Farzlar bizim olmazsa olmazlarımızdır. Fakat onlar asgarî çizgidir. Nâfile ibâdetler de çok mühimdir. İkisini birden cem ederek Allah Teâlâ -celle celâlühû- şöyle buyurur:

“Kulum Bana, kendisine farz kıldığım şeylerden daha sevimli bir şeyle yaklaşmış olmaz. Nâfilelerle de durmadan Bana yaklaşmaya devam eder.” (Buhârî, Rikāk, 38)

Cömertlik, Yaratan’ın sevdiği ve en memnun kaldığı nâfilelerin başında gelmektedir.

Merhamet ve cömertlik, iki dünyada da huzur getirir. Mahmud Sâmi Ramazanoğlu Üstâdımız’ın naklettiği bir kıssayı hulâsa edelim:

Allah Teâlâ -celle celâlühû- bir peygamberine;

“Filân kuluma ömrünün yarısında zenginlik diğer yarısında fakirlik vereceğim. Gidip kendisine sorun, bu zenginliği gençliğinde mi yoksa yaşlılığında mı vereyim?” buyurmuş. Sâliha bir kadın olan hanımın da teşviki ile gençlikte zenginlik istemişler. Fakat o zenginliği; Allah yolunda değerlendirmişler. İnfâk etmişler, yoksula ve düşküne yardımda bulunmuşlar, sadaka-i câriye mâhiyetinde hayırlar işlemişler. Bu sayede Allah Teâlâ, onların yaşlılığında da bereketini devam ettirmiş ve ömürleri boyunca rahat ve huzurlu bir hayat sürmüşler.

İnfak ederken, dikkat etmemiz gereken en önemli şeyler:

•Verirken sağ elin verdiğini sol elin görmemesi,

•Nezâket ile ve bir teşekkür edâsı içerisinde, karşımızdakini incitmeme hassâsiyetinde verme,

•Bizim de o kişinin duâsına muhtaç olduğumuz hissini uyandırabilme.

Bu hususta en mükemmel kişi merhum üstâdımız Musa Efendi Hazretleri idi. Onun terazisi en hassas kuyumcu terazisi idi.
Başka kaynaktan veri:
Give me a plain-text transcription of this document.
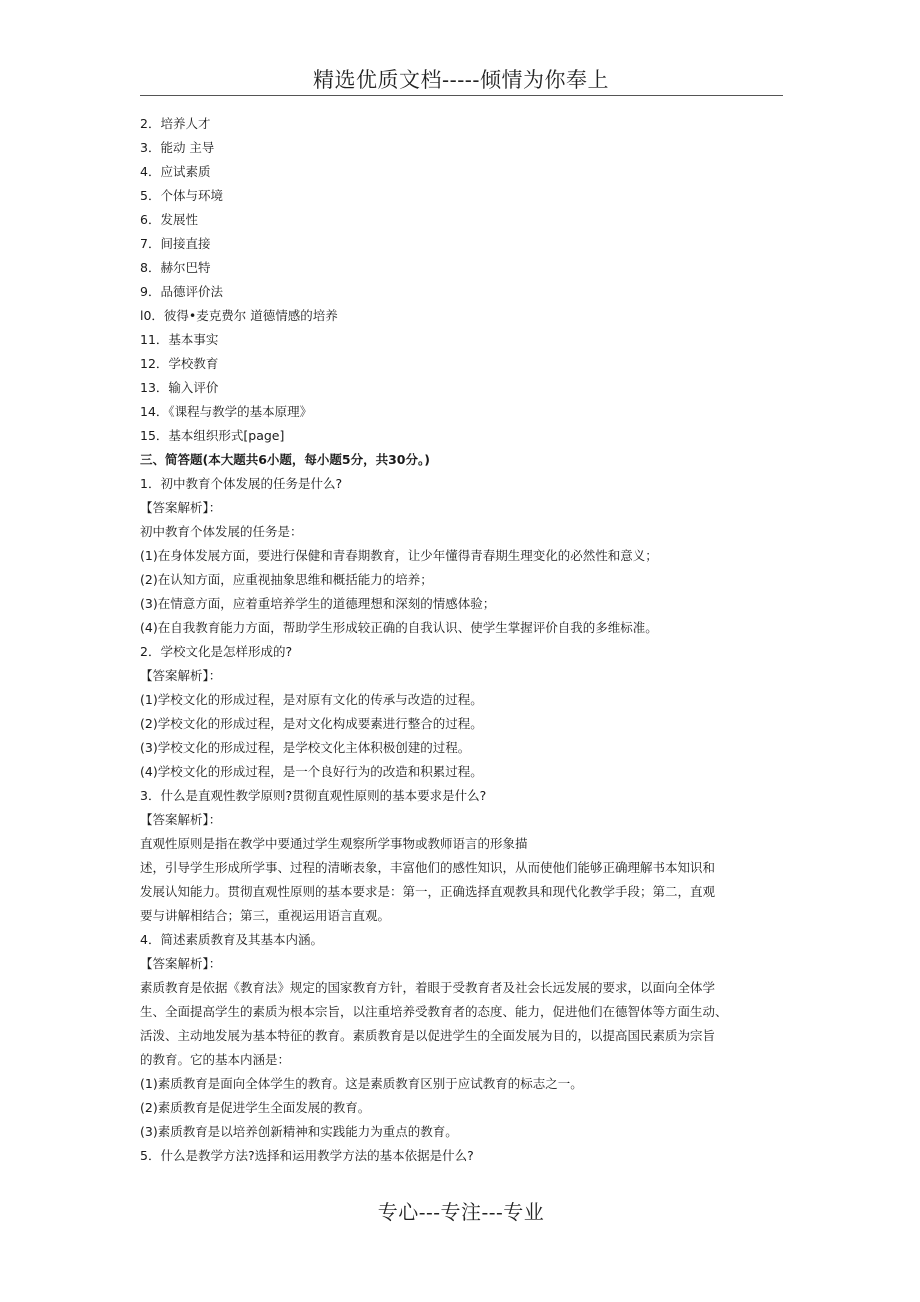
精选优质文档-----倾情为你奉上
2．培养人才
3．能动 主导
4．应试素质
5．个体与环境
6．发展性
7．间接直接
8．赫尔巴特
9．品德评价法
l0．彼得•麦克费尔 道德情感的培养
11．基本事实
12．学校教育
13．输入评价
14．《课程与教学的基本原理》
15．基本组织形式[page]
三、简答题(本大题共6小题，每小题5分，共30分。)
1．初中教育个体发展的任务是什么?
【答案解析】：
初中教育个体发展的任务是：
(1)在身体发展方面，要进行保健和青春期教育，让少年懂得青春期生理变化的必然性和意义；
(2)在认知方面，应重视抽象思维和概括能力的培养；
(3)在情意方面，应着重培养学生的道德理想和深刻的情感体验；
(4)在自我教育能力方面，帮助学生形成较正确的自我认识、使学生掌握评价自我的多维标准。
2．学校文化是怎样形成的?
【答案解析】：
(1)学校文化的形成过程，是对原有文化的传承与改造的过程。
(2)学校文化的形成过程，是对文化构成要素进行整合的过程。
(3)学校文化的形成过程，是学校文化主体积极创建的过程。
(4)学校文化的形成过程，是一个良好行为的改造和积累过程。
3．什么是直观性教学原则?贯彻直观性原则的基本要求是什么?
【答案解析】：
直观性原则是指在教学中要通过学生观察所学事物或教师语言的形象描
述，引导学生形成所学事、过程的清晰表象，丰富他们的感性知识，从而使他们能够正确理解书本知识和
发展认知能力。贯彻直观性原则的基本要求是：第一，正确选择直观教具和现代化教学手段；第二，直观
要与讲解相结合；第三，重视运用语言直观。
4．简述素质教育及其基本内涵。
【答案解析】：
素质教育是依据《教育法》规定的国家教育方针，着眼于受教育者及社会长远发展的要求，以面向全体学
生、全面提高学生的素质为根本宗旨，以注重培养受教育者的态度、能力，促进他们在德智体等方面生动、
活泼、主动地发展为基本特征的教育。素质教育是以促进学生的全面发展为目的，以提高国民素质为宗旨
的教育。它的基本内涵是：
(1)素质教育是面向全体学生的教育。这是素质教育区别于应试教育的标志之一。
(2)素质教育是促进学生全面发展的教育。
(3)素质教育是以培养创新精神和实践能力为重点的教育。
5．什么是教学方法?选择和运用教学方法的基本依据是什么?
专心---专注---专业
En ince teferruâtı bile titizlikle takip eder ve bize örnek olurlardı. Verirken cömertlik, intizam, tevâzû, temizlik her şey onda toplanmıştı. Çünkü o verirken Allâh’ına takdim ediyordu.

Rabbimiz’in bana lutfettiği, Musa Efendimiz’in bir hizmetini hâtıra olarak anlatmak isterim:

Üstâdımız’ın Medine’de kaldığı yıllarda idi. Oradan vakıftan Naci Beye 7-8 adet zarf göndermiş. Verilecek kişilerden iki tanesi Erenköy tarafında olduğu için Naci Bey iki zarfı yerine ulaştırmak için bana verdi.

Zarflara sanki hiç el değmemiş, kırışıklık yok, leke yok. O kadar etkilendim ki, ben de bir dosya kâğıdı ile kapladım kirletmeyeyim diye.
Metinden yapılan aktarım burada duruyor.